Looking ahead, the outlook for Arizona’s rental market involves both normalization and continued opportunity. CBRE’s most recent market analysis, cited in a June 13 segment by ABC15, predicts that overall rent growth will likely lag historic highs for the rest of 2024, especially as more inventory delivers across metro areas. However, specific neighborhoods with good schools, transportation access, and lifestyle amenities are expected to outperform. For real estate investors, this underscores the importance of granular market research rather than relying on state-level averages.
Moreover, even with a modest rise in vacancies, the fundamental shortage of affordable rentals persists.
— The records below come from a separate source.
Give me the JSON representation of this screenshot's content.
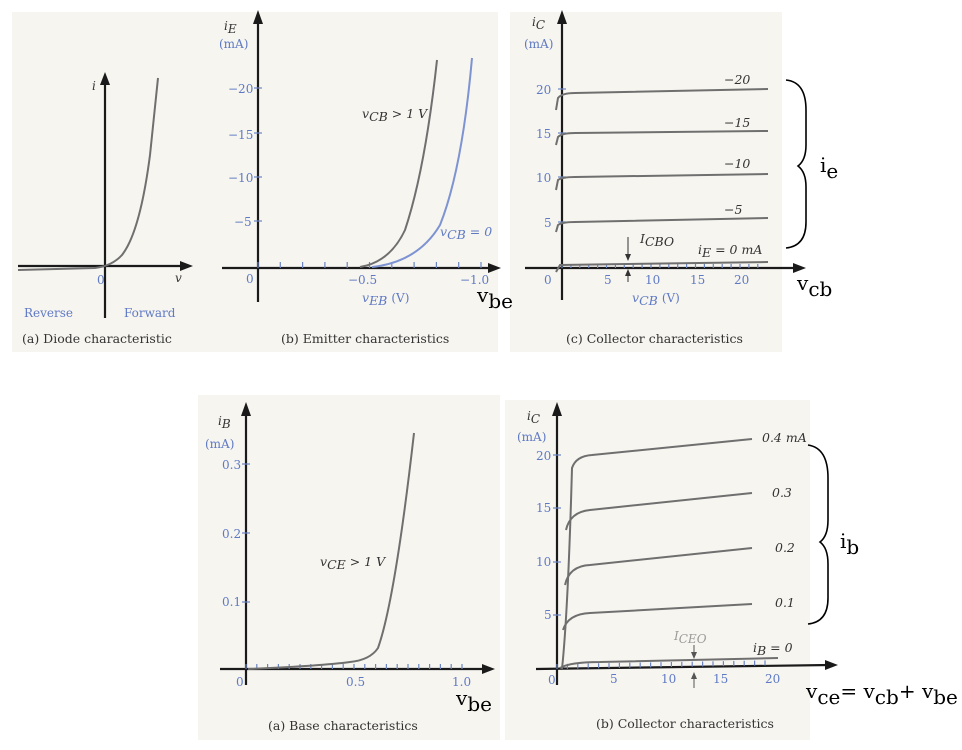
{
  "panels": {
    "diode": {
      "caption": "(a) Diode characteristic",
      "y_var": "i",
      "x_var": "v",
      "origin": "0",
      "left_label": "Reverse",
      "right_label": "Forward"
    },
    "emitter": {
      "caption": "(b) Emitter characteristics",
      "y_var": "i",
      "y_sub": "E",
      "y_unit": "(mA)",
      "x_var": "v",
      "x_sub": "EB",
      "x_unit": "(V)",
      "origin": "0",
      "ann_dark_var": "v",
      "ann_dark_sub": "CB",
      "ann_dark_rest": " > 1 V",
      "ann_blue_var": "v",
      "ann_blue_sub": "CB",
      "ann_blue_rest": " = 0",
      "handwritten": "v",
      "handwritten_sub": "be"
    },
    "collector_cb": {
      "caption": "(c) Collector characteristics",
      "y_var": "i",
      "y_sub": "C",
      "y_unit": "(mA)",
      "x_var": "v",
      "x_sub": "CB",
      "x_unit": "(V)",
      "origin": "0",
      "icbo_var": "I",
      "icbo_sub": "CBO",
      "ie_zero_var": "i",
      "ie_zero_sub": "E",
      "ie_zero_rest": " = 0 mA",
      "handwritten": "v",
      "handwritten_sub": "cb",
      "brace_label": "i",
      "brace_label_sub": "e"
    },
    "base": {
      "caption": "(a) Base characteristics",
      "y_var": "i",
      "y_sub": "B",
      "y_unit": "(mA)",
      "origin": "0",
      "ann_var": "v",
      "ann_sub": "CE",
      "ann_rest": " > 1 V",
      "handwritten": "v",
      "handwritten_sub": "be"
    },
    "collector_ce": {
      "caption": "(b) Collector characteristics",
      "y_var": "i",
      "y_sub": "C",
      "y_unit": "(mA)",
      "origin": "0",
      "iceo_var": "I",
      "iceo_sub": "CEO",
      "ib_zero_var": "i",
      "ib_zero_sub": "B",
      "ib_zero_rest": " = 0",
      "brace_label": "i",
      "brace_label_sub": "b",
      "handwritten_eq": {
        "a": "v",
        "a_sub": "ce",
        "eq": "= ",
        "b": "v",
        "b_sub": "cb",
        "plus": "+ ",
        "c": "v",
        "c_sub": "be"
      }
    }
  },
  "chart_data": [
    {
      "type": "line",
      "title": "(a) Diode characteristic",
      "xlabel": "v",
      "ylabel": "i",
      "series": [
        {
          "x": [
            -1.0,
            0.0,
            0.3,
            0.45,
            0.55,
            0.6
          ],
          "y": [
            -0.02,
            0.0,
            0.5,
            2.0,
            6.0,
            12.0
          ]
        }
      ]
    },
    {
      "type": "line",
      "title": "(b) Emitter characteristics",
      "xlabel": "vEB (V)",
      "ylabel": "iE (mA)",
      "x_ticks": [
        "0",
        "-0.5",
        "-1.0"
      ],
      "y_ticks": [
        "-5",
        "-10",
        "-15",
        "-20"
      ],
      "xlim": [
        0,
        -1.05
      ],
      "ylim": [
        0,
        -25
      ],
      "series": [
        {
          "name": "vCB > 1 V",
          "x": [
            -0.55,
            -0.6,
            -0.65,
            -0.7,
            -0.75,
            -0.8
          ],
          "y": [
            0,
            -0.8,
            -2.5,
            -6,
            -12,
            -23
          ]
        },
        {
          "name": "vCB = 0",
          "x": [
            -0.6,
            -0.7,
            -0.8,
            -0.88,
            -0.95,
            -1.0
          ],
          "y": [
            0,
            -0.8,
            -3,
            -7,
            -13,
            -23
          ]
        }
      ]
    },
    {
      "type": "line",
      "title": "(c) Collector characteristics",
      "xlabel": "vCB (V)",
      "ylabel": "iC (mA)",
      "x_ticks": [
        "0",
        "5",
        "10",
        "15",
        "20"
      ],
      "y_ticks": [
        "5",
        "10",
        "15",
        "20"
      ],
      "xlim": [
        -1.5,
        24
      ],
      "ylim": [
        -1,
        24
      ],
      "series": [
        {
          "name": "iE = 0 mA",
          "x": [
            0,
            23
          ],
          "y": [
            0.3,
            0.5
          ]
        },
        {
          "name": "-5",
          "x": [
            0,
            23
          ],
          "y": [
            4.8,
            5.6
          ]
        },
        {
          "name": "-10",
          "x": [
            0,
            23
          ],
          "y": [
            9.8,
            10.4
          ]
        },
        {
          "name": "-15",
          "x": [
            0,
            23
          ],
          "y": [
            14.7,
            15.4
          ]
        },
        {
          "name": "-20",
          "x": [
            0,
            23
          ],
          "y": [
            19.6,
            20.2
          ]
        }
      ],
      "annotations": [
        "ICBO"
      ]
    },
    {
      "type": "line",
      "title": "(a) Base characteristics",
      "ylabel": "iB (mA)",
      "x_ticks": [
        "0",
        "0.5",
        "1.0"
      ],
      "y_ticks": [
        "0.1",
        "0.2",
        "0.3"
      ],
      "xlim": [
        0,
        1.1
      ],
      "ylim": [
        0,
        0.36
      ],
      "series": [
        {
          "name": "vCE > 1 V",
          "x": [
            0,
            0.3,
            0.5,
            0.58,
            0.65,
            0.72,
            0.8
          ],
          "y": [
            0,
            0.002,
            0.012,
            0.03,
            0.1,
            0.2,
            0.34
          ]
        }
      ]
    },
    {
      "type": "line",
      "title": "(b) Collector characteristics",
      "ylabel": "iC (mA)",
      "x_ticks": [
        "0",
        "5",
        "10",
        "15",
        "20"
      ],
      "y_ticks": [
        "5",
        "10",
        "15",
        "20"
      ],
      "xlim": [
        0,
        22
      ],
      "ylim": [
        0,
        23
      ],
      "series": [
        {
          "name": "iB = 0",
          "x": [
            0,
            20
          ],
          "y": [
            0.3,
            1.0
          ]
        },
        {
          "name": "0.1",
          "x": [
            1,
            20
          ],
          "y": [
            5.6,
            6.0
          ]
        },
        {
          "name": "0.2",
          "x": [
            1,
            20
          ],
          "y": [
            10.5,
            11.3
          ]
        },
        {
          "name": "0.3",
          "x": [
            1,
            20
          ],
          "y": [
            15.5,
            16.4
          ]
        },
        {
          "name": "0.4 mA",
          "x": [
            1,
            20
          ],
          "y": [
            20.0,
            21.3
          ]
        }
      ],
      "annotations": [
        "ICEO"
      ]
    }
  ]
}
The Arizona Department of Housing published a June 10 update stating that more than 210,000 additional rental units will be needed by 2030 to keep pace with projected population gains and surging demand among lower-income households. For mission-driven investors, value-add and affordable housing projects represent an area of both high need and long-term potential.
Seasonal patterns are also playing a role in current market dynamics. The weekly RentCafe report, released on June 11, pointed out that Arizona typically experiences heightened apartment search activity during June and July as universities release students and new job relocations peak. The data shows that while many prospective renters are looking for deals, few are willing to compromise on safety or commute times. Investors who can offer renovated units close to employment centers are finding that leasing timelines remain brisk, even in a cooling environment.
To summarize, last week’s wave of rental market data reveals a landscape in transition. Rents are no longer racing up, but fundamentals remain much healthier than in the years before the pandemic. Vacancy rates are drifting higher, but supply is being readily absorbed in desirable locations. For Arizona real estate investors, particularly those with a long-term focus, the region still offers attractive prospects. However, the days of across-the-board rent increases are likely over for now. Instead, success will hinge on smart acquisition, efficient management, and a laser-sharp focus on the evolving preferences of Arizona’s modern renters.
The nuances of today’s market reinforce the value of local expertise. Whether investing in a new multifamily community, a single-family rental, or a short-term vacation property, understanding the latest trends in rental rates, vacancy, and demand is critical for identifying opportunities and avoiding pitfalls. As the Arizona rental market continues to evolve, so too will the strategies of those aiming to capitalize on its dynamic growth.